Translation – German version see here.
The European Court of Justice has made a Christmas present to more than 500 million EU citizens. With its new judgment on data retention (C-203/15 of 21 December 2016) – the highest court of the European Union stresses the importance of fundamental rights. All Member States are required to respect the rights represented in the European Charter of Fundamental Rights in their national legislation. The ECJ issued an important signal that can hardly be surmounted taking into account the current political discussions on internal and external threats and the strengthening of authoritarian political currents providing the public with simplistic answers to difficult questions.
The ECJ remains true to itself
The ruling of the European Court of Justice is in line with its judgment of 8 April 2014, by which the Court annulled Directive 2006/24/EC on the retention of data. The general obligation to retain traffic and location data required by this Directive was not limited to the absolutely necessary and thus disproportionate to the fundamental rights of respect for private life and the protection of personal data (Articles 7 and 8 of the European Charter of Fundamental Rights).

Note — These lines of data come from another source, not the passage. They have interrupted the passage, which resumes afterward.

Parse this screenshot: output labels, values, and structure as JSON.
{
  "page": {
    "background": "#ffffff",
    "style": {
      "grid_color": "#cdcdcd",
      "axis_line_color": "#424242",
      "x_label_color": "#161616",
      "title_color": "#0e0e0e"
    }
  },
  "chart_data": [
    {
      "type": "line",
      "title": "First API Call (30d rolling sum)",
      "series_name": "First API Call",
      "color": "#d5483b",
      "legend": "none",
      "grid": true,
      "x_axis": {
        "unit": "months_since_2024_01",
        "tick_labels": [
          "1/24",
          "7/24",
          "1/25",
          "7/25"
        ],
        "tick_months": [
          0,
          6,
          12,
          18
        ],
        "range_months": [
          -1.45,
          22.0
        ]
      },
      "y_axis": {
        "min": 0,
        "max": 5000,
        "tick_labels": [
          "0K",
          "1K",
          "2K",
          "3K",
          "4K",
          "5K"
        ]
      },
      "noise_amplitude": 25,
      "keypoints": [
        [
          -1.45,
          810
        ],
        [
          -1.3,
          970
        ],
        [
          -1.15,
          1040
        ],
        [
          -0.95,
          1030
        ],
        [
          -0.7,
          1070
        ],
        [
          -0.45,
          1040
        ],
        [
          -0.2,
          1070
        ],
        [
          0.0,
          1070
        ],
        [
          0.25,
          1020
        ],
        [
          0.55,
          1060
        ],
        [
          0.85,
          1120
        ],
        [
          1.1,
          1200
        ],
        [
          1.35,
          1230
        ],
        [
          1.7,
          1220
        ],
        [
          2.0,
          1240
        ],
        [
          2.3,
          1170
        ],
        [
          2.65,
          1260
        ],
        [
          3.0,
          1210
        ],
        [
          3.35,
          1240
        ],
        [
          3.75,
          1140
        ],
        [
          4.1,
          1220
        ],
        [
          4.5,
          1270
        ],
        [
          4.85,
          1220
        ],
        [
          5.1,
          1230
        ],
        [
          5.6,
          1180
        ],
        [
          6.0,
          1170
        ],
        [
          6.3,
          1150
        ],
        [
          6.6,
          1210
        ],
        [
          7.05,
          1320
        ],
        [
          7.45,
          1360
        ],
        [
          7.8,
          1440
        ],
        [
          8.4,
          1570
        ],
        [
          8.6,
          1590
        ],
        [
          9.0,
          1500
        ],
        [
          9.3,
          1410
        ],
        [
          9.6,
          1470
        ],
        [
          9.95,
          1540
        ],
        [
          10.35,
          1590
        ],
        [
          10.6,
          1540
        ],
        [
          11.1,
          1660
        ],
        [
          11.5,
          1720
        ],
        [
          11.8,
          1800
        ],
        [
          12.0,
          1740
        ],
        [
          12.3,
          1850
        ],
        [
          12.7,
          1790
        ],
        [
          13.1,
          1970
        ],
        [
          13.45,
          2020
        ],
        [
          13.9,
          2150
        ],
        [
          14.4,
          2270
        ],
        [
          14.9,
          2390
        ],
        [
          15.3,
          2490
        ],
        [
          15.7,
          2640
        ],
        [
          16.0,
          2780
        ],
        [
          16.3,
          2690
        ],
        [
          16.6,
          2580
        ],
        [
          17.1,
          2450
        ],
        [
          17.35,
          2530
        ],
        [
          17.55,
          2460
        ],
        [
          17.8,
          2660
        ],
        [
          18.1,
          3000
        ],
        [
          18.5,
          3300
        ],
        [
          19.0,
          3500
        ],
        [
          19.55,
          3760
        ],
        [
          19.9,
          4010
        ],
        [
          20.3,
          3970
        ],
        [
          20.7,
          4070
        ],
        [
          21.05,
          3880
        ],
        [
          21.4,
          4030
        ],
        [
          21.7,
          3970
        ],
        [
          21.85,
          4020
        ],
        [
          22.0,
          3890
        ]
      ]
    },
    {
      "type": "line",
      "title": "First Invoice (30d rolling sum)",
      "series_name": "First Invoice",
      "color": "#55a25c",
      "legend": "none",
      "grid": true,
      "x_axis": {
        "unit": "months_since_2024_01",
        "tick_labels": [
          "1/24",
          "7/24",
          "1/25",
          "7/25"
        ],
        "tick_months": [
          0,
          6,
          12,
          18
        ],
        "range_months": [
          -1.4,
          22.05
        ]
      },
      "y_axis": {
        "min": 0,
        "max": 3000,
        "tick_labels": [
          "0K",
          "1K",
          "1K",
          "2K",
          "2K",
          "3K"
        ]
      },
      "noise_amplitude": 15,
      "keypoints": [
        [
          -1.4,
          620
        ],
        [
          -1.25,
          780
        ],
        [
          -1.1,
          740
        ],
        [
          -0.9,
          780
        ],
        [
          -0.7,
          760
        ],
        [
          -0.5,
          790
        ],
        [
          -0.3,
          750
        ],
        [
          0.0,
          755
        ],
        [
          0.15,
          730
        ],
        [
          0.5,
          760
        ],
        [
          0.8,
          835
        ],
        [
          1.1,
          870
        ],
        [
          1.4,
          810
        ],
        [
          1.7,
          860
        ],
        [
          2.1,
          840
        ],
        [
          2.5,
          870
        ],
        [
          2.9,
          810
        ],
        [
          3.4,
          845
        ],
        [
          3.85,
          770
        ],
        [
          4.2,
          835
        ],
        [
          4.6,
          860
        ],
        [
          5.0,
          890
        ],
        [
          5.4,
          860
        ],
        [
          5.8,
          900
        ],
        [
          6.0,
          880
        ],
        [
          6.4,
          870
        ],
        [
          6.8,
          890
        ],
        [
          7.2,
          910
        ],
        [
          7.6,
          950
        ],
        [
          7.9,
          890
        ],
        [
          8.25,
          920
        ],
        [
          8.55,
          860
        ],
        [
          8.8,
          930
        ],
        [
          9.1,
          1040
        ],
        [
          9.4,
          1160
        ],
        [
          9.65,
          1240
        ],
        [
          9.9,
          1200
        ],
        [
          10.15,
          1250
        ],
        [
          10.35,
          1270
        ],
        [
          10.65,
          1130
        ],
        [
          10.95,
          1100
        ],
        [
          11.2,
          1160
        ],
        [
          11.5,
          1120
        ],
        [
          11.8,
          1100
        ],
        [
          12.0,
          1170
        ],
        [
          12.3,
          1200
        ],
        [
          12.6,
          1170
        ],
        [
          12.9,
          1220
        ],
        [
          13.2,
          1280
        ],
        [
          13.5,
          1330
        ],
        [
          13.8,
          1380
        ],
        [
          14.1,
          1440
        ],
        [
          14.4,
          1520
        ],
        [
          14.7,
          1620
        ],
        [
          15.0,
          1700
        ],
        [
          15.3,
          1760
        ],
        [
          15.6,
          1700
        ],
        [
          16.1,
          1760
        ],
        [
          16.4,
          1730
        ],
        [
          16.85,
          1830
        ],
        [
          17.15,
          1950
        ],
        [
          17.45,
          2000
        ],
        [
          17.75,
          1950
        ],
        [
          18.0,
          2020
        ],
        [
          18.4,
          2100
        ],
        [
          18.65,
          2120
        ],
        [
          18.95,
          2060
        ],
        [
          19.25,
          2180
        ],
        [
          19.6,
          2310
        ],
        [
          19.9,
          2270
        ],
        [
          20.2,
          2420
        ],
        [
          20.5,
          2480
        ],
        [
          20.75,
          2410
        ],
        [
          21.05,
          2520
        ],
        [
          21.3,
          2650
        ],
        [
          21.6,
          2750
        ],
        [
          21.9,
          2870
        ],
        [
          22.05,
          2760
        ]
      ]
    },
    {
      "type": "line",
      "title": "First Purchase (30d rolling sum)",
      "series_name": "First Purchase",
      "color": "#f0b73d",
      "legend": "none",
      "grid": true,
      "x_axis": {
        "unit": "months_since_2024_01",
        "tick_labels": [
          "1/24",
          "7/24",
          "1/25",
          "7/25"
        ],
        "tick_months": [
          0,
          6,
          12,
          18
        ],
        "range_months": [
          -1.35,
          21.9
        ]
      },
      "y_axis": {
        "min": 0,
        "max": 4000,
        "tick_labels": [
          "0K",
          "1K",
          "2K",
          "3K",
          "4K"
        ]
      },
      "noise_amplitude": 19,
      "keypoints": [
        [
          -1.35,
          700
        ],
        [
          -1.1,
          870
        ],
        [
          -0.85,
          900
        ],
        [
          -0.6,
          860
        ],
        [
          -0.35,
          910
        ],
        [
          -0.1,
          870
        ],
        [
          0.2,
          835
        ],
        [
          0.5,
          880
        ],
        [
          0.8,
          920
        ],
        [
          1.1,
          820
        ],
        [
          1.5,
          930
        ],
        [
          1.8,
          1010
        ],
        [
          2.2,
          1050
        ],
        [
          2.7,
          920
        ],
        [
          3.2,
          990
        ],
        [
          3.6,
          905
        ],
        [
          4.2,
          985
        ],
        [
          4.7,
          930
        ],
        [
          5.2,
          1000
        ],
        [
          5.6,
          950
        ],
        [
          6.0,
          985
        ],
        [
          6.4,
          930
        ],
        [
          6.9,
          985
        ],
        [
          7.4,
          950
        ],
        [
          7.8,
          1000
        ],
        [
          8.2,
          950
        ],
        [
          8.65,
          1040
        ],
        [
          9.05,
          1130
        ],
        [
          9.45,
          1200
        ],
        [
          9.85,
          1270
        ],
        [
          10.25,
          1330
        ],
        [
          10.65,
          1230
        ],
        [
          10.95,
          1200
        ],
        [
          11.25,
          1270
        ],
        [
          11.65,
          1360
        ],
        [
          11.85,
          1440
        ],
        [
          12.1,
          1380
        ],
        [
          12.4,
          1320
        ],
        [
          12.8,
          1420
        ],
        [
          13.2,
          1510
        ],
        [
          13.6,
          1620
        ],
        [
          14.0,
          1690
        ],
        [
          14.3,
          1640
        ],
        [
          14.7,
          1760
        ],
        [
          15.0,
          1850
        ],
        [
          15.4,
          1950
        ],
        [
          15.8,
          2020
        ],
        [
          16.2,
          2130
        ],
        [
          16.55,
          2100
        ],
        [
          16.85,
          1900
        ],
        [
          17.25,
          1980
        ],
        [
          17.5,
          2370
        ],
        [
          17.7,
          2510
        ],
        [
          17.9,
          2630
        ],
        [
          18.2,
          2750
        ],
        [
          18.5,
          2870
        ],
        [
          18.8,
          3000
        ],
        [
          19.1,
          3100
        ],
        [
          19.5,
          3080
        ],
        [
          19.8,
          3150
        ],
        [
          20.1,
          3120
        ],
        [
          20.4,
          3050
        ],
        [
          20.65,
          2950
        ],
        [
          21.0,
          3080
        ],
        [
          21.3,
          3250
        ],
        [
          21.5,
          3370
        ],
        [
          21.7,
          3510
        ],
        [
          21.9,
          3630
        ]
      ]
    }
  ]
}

Despite the annulment of the Data Retention Directive by the ECJ, several Member States have continued or even broadened their practice of data retention. The latter took place in Great Britain, where shortly after the ECJ ruling – in July 2014 – a new legal basis for data retention was passed, which even went beyond the abolished EC directive. According to the British Parliament’s intention to implement the so-called “Investigatory Powers Act”, the major current commitments to compulsory data storage and the supervisory powers of the security authorities are to be extended in the short term and will include web services, in particular transactions on social networks. On November 29, 2016, the upper and lower house agreed on a corresponding legal text, which is to enter into force soon after its formal approval by the Queen. In other Member States, too, there are – differently broad-ranging – legal requirements which oblige providers of telecommunications and internet services to reserve traffic and location data whose conservation is not necessary for the provision or the billing of the respective service.
European Charter of Fundamental Rights binding for national legislature
A Swedish and a British court had asked the ECJ to clarify whether the respective national regulations on the retention of data corresponded to the European legal requirements.
In its new ruling the ECJ answered this question by stating that national regulations which provide a general and indiscriminate storage of data are not in line with the EU law. A national regulation providing for the storage of traffic and location data, is to be regarded as serious interference in fundamental rights. Member States must not maintain or re-adopt rules which are based on, or even go beyond, an EU act which has been annulled on grounds of its fundamental illegality.
The provisions of EU law bind the national legislature. The EU Directive 2002/58/EC on data protection in electronic communications (the ePrivacy Directive) has to be interpreted in the light of the Charter of Fundamental Rights. Exceptions to the protection of personal data should be limited to the absolutely necessary. This applies not only to the rules on data retention, but also to the access of authorities to the stored data. A national provision providing for general and indiscriminate data retention which does not require a link between the purpose for which the data is originally intended to be stored and a threat to public security, and in particular is not limiting the data on a period and / or a geographical area and / or of a group of persons which could be involved in a serious criminal act, transcends the limits of the absolutely necessary and can not be regarded as justified in a democratic society. Laws of Member States that do not meet these requirements must be abolished or amended accordingly.
With regard to the contested British and Swedish laws, the competent national courts which had appealed to the ECJ are now required to enforce the ECJ ruling in substance. However, even the parliaments and governments of the Member States are, too, responsible for reviewing and, where appropriate, correcting the relevant provisions of national law.
What happens to German data retention?
The implications of the ECJ ruling for the German data retention recently reintroduced must also be urgently examined. The retention obligations of the new German Data Retention Act remain behind the predecessor regulation, which was repealed by the Federal Constitutional Court in 2010. However, it is highly doubtful whether the provisions of the ECJ will be fulfilled by the new data retention act, since it obliges the telecommunications providers to store the data without any material restriction on a specific area or a particular risk situation.
The fact that the Federal Government or the parliamentary fractions backing them will now carry out this examination in an objective manner appears to be highly unlikely in the light of the additional powers which they have recently decided to hand over to the security authorities. In the end, the Federal Constitutional Court will probably have to ensure clarity again.